Он уже покончил с гарниром – капуста повару явно удалась. Почему-то вспомнил, как когда-то Рихард и Рольф спорили о том, что съедать раньше – сосиски или гарнир. Рихард настаивал, что гарнир только мешает, его надо быстренько съесть, а затем наслаждаться сосисками. Рольф, старший, уже студент, снисходительно объяснял брату, что гарнир и сосиски – единое целое, и есть их надо вместе, тут важна гармония. Артур в дискуссии не участвовал, у него была собственная позиция: он всегда съедал сначала сосиски. А вот теперь – гарнир… Почему он это вспомнил? Почему сидят в памяти милые никчемные подробности из прошлого, которого, кажется теперь, и не было вовсе? Почему просачиваются сквозь толщу воспоминаний те счастливые запахи и звуки, те болезненно ощущаемые знаки жизни, закончившейся осенью 1917 года? Неужели потому, что ноябрь, и погода похожа на питерскую, а где-то рядом, в двух кварталах отсюда, большая река, совсем как Нева?.. Только за тем последним ужином сосисок не подавали.

В Петрограде уже наступил голод, но крестьяне-колонисты его пока не ощутили, и подавали у Бауэров мясо с фасолью. Подавали в фарфоровой супнице, при полном наборе парадных столовых предметов по случаю торжественного, прощального ужина. Рольфу было девятнадцать лет, Рихарду – двенадцать. Кузина Гретхен готовилась к первому причастию, до которого, как сообщил потом Рольф, она не дожила. Яков, крестник Артура, тогда еще пребывал в счастливом периоде раннего детства. Ему в апреле исполнилось четыре года. Уходя, Артур не решился разбудить малыша, чтобы попрощаться, Яков сам в рубашонке выбежал в «чистую» кухню, обхватил Артура за колени. Если бы такой маленький мальчик помнил все, или почти все, или, по крайней мере, хотя бы тот судорожно-горький вечер и наступившее за ним утро, когда Артур вынужден был бежать из Петрограда! Если бы он мог помнить, то, наверное, остался бы на этом свете последним, кто помнит. Впрочем, вряд ли. Шансы выжить у него были минимальны. Как у каждого, сидящего тогда за столом.
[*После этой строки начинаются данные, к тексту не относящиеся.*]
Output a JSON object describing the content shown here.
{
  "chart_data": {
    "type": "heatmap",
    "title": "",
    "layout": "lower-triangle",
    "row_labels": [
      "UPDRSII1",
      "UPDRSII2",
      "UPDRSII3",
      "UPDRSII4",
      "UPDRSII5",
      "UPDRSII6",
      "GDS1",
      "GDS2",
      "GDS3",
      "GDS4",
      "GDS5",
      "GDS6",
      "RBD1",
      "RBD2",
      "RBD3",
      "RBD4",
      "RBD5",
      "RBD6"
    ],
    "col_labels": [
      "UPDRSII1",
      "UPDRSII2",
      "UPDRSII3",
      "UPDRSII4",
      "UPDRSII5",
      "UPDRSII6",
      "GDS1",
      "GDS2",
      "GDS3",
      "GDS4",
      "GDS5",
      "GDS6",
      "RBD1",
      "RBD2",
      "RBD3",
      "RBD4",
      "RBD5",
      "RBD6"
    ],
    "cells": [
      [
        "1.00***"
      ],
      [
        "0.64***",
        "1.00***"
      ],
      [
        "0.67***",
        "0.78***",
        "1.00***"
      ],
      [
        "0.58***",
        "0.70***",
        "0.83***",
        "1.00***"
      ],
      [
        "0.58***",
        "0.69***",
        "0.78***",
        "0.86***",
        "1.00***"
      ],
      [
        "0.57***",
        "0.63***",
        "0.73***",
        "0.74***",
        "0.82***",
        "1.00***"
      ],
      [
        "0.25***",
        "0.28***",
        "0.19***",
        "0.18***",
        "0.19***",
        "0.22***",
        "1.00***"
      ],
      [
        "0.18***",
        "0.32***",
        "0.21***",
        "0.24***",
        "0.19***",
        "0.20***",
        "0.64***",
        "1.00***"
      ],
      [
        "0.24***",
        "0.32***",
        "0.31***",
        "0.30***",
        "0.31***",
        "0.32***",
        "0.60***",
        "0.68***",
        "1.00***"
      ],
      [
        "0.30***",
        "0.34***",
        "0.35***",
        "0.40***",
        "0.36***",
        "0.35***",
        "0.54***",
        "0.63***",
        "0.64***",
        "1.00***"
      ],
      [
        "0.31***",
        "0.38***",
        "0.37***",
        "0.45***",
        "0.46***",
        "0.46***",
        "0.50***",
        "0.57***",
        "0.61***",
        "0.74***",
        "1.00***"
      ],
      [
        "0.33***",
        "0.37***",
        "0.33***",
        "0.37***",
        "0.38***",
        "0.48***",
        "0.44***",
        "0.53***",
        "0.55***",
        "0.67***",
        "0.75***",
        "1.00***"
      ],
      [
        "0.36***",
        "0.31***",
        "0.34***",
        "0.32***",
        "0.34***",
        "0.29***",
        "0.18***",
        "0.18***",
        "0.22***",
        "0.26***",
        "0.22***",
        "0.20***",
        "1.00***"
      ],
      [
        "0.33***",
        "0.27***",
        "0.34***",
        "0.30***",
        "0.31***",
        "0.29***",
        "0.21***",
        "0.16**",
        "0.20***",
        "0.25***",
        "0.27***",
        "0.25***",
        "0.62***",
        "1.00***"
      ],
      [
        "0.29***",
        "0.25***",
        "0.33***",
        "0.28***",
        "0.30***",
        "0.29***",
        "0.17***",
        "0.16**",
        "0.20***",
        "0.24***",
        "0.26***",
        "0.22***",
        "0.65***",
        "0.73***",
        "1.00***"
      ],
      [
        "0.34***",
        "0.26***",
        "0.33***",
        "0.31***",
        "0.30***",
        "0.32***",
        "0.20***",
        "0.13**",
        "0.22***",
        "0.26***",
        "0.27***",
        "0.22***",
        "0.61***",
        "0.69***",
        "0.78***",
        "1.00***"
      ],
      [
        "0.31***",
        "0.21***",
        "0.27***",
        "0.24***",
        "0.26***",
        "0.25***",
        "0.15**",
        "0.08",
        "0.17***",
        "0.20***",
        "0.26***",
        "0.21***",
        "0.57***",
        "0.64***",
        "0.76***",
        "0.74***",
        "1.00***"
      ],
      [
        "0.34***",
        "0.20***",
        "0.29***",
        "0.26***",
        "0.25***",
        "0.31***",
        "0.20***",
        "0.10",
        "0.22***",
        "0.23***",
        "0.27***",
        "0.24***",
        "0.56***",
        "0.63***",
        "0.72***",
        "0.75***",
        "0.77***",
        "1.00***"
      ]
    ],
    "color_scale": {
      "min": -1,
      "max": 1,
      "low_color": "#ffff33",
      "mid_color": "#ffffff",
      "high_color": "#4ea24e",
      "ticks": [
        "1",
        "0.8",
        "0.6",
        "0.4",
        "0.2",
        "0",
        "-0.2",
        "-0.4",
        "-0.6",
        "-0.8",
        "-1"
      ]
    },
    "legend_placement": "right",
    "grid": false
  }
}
Тетя Эмма уговаривала Артура остаться до Рождества или хотя бы еще до завтра, а он отвечал любимой в семье поговоркой: «Морген, морген, нур нихт хойте…» Он не был лентяем, не откладывал на завтра то, что должен сделать сегодня, – русский аналог точно соответствовал смыслу немецкой пословицы – и если бы остался, то, скорее всего, был бы схвачен и погиб бы на затопленной посреди Финского залива барже вместе с другими офицерами, юнкерами и кадетами. Он никогда не жалел, что ушел и затем с оружием

в руках защищал родину и свое право на жизнь. Он выжил. Судьба хранила его, многократно уводя в последний момент из-под решающего, последнего удара. Ради чего? Ответа он не знал. Любопытство и надежда разгадать когда-нибудь эту загадку служили Артуру мощным мотиватором. Он жил, чтобы когда-нибудь узнать. Вот только времени для этого оставалось все меньше.

– Завтра, завтра, не сегодня – так лентяи говорят! – донеслось с улицы.

У двери закусочной остановилась компания мужчин. Они, похоже, спорили: зайти пообедать или сначала посетить какой-то музей, какую-то достопримечательность – Sehensw?rdigkeit. Что это русские, Артур успел понять еще до того, как один из них сказал эту фразу про лентяев. Сказал чрезвычайно знакомым голосом! Впрочем, Артур даже не сообразил сначала, что эти люди говорят по-русски, а потом быстро подумал, что голос мог показаться знакомым только из-за русской речи, весьма редкой здесь, а еще и под настроение – из-за воспоминаний, нахлынувших внезапно и не к месту. Да, с возрастом он все чаще ловил себя улетающим мыслями в далекое далеко по самым ничтожным поводам. Вот как теперь: сосиски сработали, будто манок, и увели за сине море, дальше тридевятого царства. Но, говорят, это свойственно пожилым: старость догоняет человека, наступая на пятки его давнему прошлому, как бы замыкая круг. Мужчина, сказавший «завтра, завтра, не сегодня», сделал характерное движение плечами, как бы подняв и бросив их, повернулся и пошел вместе с компанией вдоль улицы в сторону скульптуры Виббеля. Его лица было не разглядеть от столика, где сидел Артур, но профиль!.. И этот жест… Это же Рольф! Артур встал с места и как был, в одном костюме, с вилкой в руке, вышел на улицу. Рольф, вернее, человек, которого можно было принять за Рольфа, живо шагал с компанией спутников уже довольно далеко, и казалось, вот-вот затеряется среди прохожих. К счастью, людей в это время дня на улице не так много. Артуру еще удавалось не потерять его из виду. Он думал, будто кричит изо всех сил: «Rolf, halt, Rolf! Halt!» На самом деле зеваки могли обратить внимание на высокого старика, который, простирая вперед руку с зажатой столовой вилкой, довольно быстро шел, устремив взгляд куда-то вдаль, и, задыхаясь, полушепотом произносил еле слышные слова, адресованные непонятно кому. Он настиг компанию русских у скульптуры Виббеля. Оставшись почти без сил, схватил за плечи и развернул к себе человека, напомнившего ему старшего брата, посмотрел тому в лицо, угасающим сознанием понял, что Рольф должен выглядеть сейчас куда старше, лет на двадцать старше, и, в последний раз отчетливо произнеся дорогое имя, рухнул на тротуар. Его верхняя одежда и зонт висели на крюке у столика в кафе, кейс с документами стоял под стулом. Официант не сразу заметил исчезновение посетителя. Поэтому подоспевший на место происшествия полицейский безрезультатно опрашивал свидетелей, пытаясь установить личность пострадавшего.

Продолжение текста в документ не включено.